Warning: This woman is an INTJ with better-than-it-used-to-be emotional intelligence. Wit, sarcasm, sincerity, condescension, empathy, dumb jokes, useless facts, wide-sweeping generalizations and stereotypes may be found in this blog. Proceed with caution.

Wednesday, June 22, 2016

The Musical INTJ

If Intuition loosely equates to "looking for meaning in things and making associations", then music is a perfect haven for the intuitive being.  I have always loved music, for as long as I can remember.  

One of my earliest memories was a record (yes, a record) that had kids songs on it, including "10 little Indians".  It would sing the song first in English, and then repeat the whole thing in Spanish.  Even then I was practicing for my trip to Spain...

In Kindergarten I won a 'clean ears award' (Yes, it's stupid) from music class that had a Q-tip with a golden ribbon on it because I could mimic the notes the teacher was singing on a wooden xylophone in longer and longer sequences until I out performed everyone else in the class.  I'd have never told her that it was also because I could READ enough already to know the notes that were written on it.  Do, Re, Mi, Fa, So, La, Ti, Do were pretty easy to figure out.

In first or second grade our music teacher, Mrs.
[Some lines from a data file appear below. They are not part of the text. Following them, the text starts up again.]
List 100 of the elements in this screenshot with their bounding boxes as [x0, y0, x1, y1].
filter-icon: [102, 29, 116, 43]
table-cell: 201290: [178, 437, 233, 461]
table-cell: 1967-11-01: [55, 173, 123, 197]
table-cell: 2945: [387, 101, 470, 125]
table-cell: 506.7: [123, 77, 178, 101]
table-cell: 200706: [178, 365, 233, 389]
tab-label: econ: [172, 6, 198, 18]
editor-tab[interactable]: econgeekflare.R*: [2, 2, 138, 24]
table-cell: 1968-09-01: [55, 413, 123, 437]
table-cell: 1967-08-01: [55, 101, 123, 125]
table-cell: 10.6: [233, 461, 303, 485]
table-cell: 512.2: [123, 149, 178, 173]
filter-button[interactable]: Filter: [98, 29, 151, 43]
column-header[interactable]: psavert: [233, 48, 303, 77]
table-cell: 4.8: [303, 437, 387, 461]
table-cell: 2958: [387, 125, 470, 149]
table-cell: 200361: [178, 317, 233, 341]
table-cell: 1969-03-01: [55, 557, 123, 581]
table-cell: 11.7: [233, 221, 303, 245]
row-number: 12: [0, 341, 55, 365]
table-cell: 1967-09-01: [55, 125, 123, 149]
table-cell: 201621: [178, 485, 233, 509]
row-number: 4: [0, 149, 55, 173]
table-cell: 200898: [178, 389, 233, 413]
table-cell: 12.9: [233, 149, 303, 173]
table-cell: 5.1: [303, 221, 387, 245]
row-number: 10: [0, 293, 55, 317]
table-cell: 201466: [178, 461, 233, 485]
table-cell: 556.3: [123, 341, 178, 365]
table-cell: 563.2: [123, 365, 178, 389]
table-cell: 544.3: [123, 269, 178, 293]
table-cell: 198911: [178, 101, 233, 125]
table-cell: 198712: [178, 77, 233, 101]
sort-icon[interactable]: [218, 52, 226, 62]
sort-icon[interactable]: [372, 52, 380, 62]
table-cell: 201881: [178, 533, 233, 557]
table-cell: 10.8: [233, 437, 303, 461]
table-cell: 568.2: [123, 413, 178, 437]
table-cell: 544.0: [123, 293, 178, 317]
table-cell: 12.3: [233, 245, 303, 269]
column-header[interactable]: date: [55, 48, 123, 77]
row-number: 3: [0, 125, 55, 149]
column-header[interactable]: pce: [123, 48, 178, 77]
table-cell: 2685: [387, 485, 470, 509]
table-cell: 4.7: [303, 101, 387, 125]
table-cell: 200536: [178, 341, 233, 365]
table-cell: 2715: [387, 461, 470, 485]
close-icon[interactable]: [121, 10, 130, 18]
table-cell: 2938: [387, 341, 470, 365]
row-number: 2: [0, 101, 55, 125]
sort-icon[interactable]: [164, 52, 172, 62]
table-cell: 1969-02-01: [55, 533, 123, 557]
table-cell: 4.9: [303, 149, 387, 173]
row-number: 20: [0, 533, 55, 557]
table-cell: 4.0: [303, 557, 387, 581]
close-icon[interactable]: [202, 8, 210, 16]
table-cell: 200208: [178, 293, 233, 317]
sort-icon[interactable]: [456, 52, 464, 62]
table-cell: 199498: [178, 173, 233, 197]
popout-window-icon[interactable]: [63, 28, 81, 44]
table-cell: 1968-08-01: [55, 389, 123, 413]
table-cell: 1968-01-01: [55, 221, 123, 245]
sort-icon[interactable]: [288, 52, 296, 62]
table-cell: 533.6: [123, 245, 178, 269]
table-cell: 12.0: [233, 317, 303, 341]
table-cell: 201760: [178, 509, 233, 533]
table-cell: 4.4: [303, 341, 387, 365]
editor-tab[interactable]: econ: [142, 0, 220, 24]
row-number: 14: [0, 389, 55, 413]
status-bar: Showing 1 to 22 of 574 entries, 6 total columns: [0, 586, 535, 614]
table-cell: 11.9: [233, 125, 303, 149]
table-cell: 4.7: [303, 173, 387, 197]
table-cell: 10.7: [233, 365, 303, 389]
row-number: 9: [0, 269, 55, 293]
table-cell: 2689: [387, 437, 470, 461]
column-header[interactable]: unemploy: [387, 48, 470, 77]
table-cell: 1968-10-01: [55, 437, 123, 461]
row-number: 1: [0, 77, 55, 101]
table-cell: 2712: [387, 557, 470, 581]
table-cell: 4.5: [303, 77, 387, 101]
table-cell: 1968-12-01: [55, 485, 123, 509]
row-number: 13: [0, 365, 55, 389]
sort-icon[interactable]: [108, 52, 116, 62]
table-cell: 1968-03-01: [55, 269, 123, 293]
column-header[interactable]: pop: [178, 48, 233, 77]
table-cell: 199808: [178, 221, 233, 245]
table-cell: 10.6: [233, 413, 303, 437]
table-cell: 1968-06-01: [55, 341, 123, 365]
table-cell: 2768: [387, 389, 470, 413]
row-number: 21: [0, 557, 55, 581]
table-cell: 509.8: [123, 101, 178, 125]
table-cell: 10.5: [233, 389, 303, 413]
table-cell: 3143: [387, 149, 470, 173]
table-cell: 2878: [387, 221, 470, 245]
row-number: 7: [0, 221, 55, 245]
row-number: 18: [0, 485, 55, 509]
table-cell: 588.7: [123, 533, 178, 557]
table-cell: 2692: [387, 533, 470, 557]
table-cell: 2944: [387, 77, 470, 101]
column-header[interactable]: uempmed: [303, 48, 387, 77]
McClaren, showed us a video of students singing in a large choir in Spanish.  The song was called Des Colores, which I became obsessed with.  I asked her if I could take a copy of the words home with me, and I sang the song to myself a hundred times until I could never forget it, and still hear the refrain in my head to this day.  I didn't understand most of the words... but it wasn't exactly the words that mattered. There was something pleasing about making music itself, about singing along with others who were singing that spoke to me.  

There was always music to listen to in the car and I helped my Mom shuffle 8-Tracks around and into the player that ate the damn things more often than it played them... but when it worked, we had a lot of fun.  I remember trying soooo hard to hold onto that last note in "I Can't Fight This Feeling" and was rather proud of myself when I could finally do it.  My love of country and rock music was born as I went back and forth between Willie Nelson and Credence Clearwater Revival each time I rode with Mom or Dad.  

As I got older, I wanted to play instruments and a guitar was at the top of my list.  I tried to self-teach myself from the time I was 12.  Apparently once I had figured out the chords that appeared most frequently in songs I knew, I was content, because that is where I stopped learning guitar and began singing along with it for a VERY long time.  It wasn't until a friend introduced me to Stevie Ray Vaughan that my brain went "What the heck was that!?"  It was then that I had to buy my first electric guitar and I have hardly touched an acoustic since.

I'll brush past my few years in band as a trombone player because they were some of the most horrid, pleasing moments I had as a child.  Forced to play an instrument that I didn't like, I warred with myself over the fact that I was MAKING music... but it always sounded suspiciously like a whoopie cushion no matter how 'good' I got.  I did earn a little pendant award at a county music festival, but it may have been the dawning age of participation awards... 

I played keyboard and piano a little bit in highschool, again mostly self-teaching (with a few lessons thrown in) and I didn't get very far before graduation.

I played with my sisters trumpets and flutes until I could play the scale.  I played with harmonica's and clarinets and drums and every other thing I could get my hands on, but nothing was quite as much fun as the piano.  

What I really wanted was to sing.  Singing borders on crossing over to another plane of existence for me, and is still one of the best stress relieving things I can do for myself. I was a dedicated choir member from middle school through graduation and loved absolutely every minute.  

It can't be a coincidence that I lived in Music City, (Llyria) Spain and now I live in Music City, TN.   

If somehow you are still reading after that long and boring walk down memory lane, let me move on to the important part.  

Music holds memories.  

Did you catch that?  Every one of those things that I wrote about have very vivid mental images in my mind, along with a million other musical memories. Music seems to be the way that I count the passing of time in my life, and how I preserve the times that are important to me.  Every single song on my iPod has memories and people tied to them.  I literally had to purge my old music once many years ago because I realized that a lot of the songs I was listening to and enjoyed were tied to painful memories... and every time I heard the song, the pain would come up and hit me as if no time had passed at all.  Even "I Can't Fight This Feeling", even though it started out innocent enough when I was little, carries the sadness of my baby brothers funeral with it.  I would dare say that a person could get to know me faster than anyone ever thought possible by skimming through my music list and asking "What is this one tied to?" (if I could withstand the barrage).  Music is where my squishy INTJ emotions hide.  I hoard these little treasures like others hoard pictures, and I pull them out to examine them and relive them when the mood strikes me.  

I don't know if this is the case with all INTJ's, I'd imagine we each have our own way of 'storing' emotions, but I would also bet that it's something Intuition related, perhaps artistic after a fashion.  I'd be curious to know if others experience a similar phenomenon.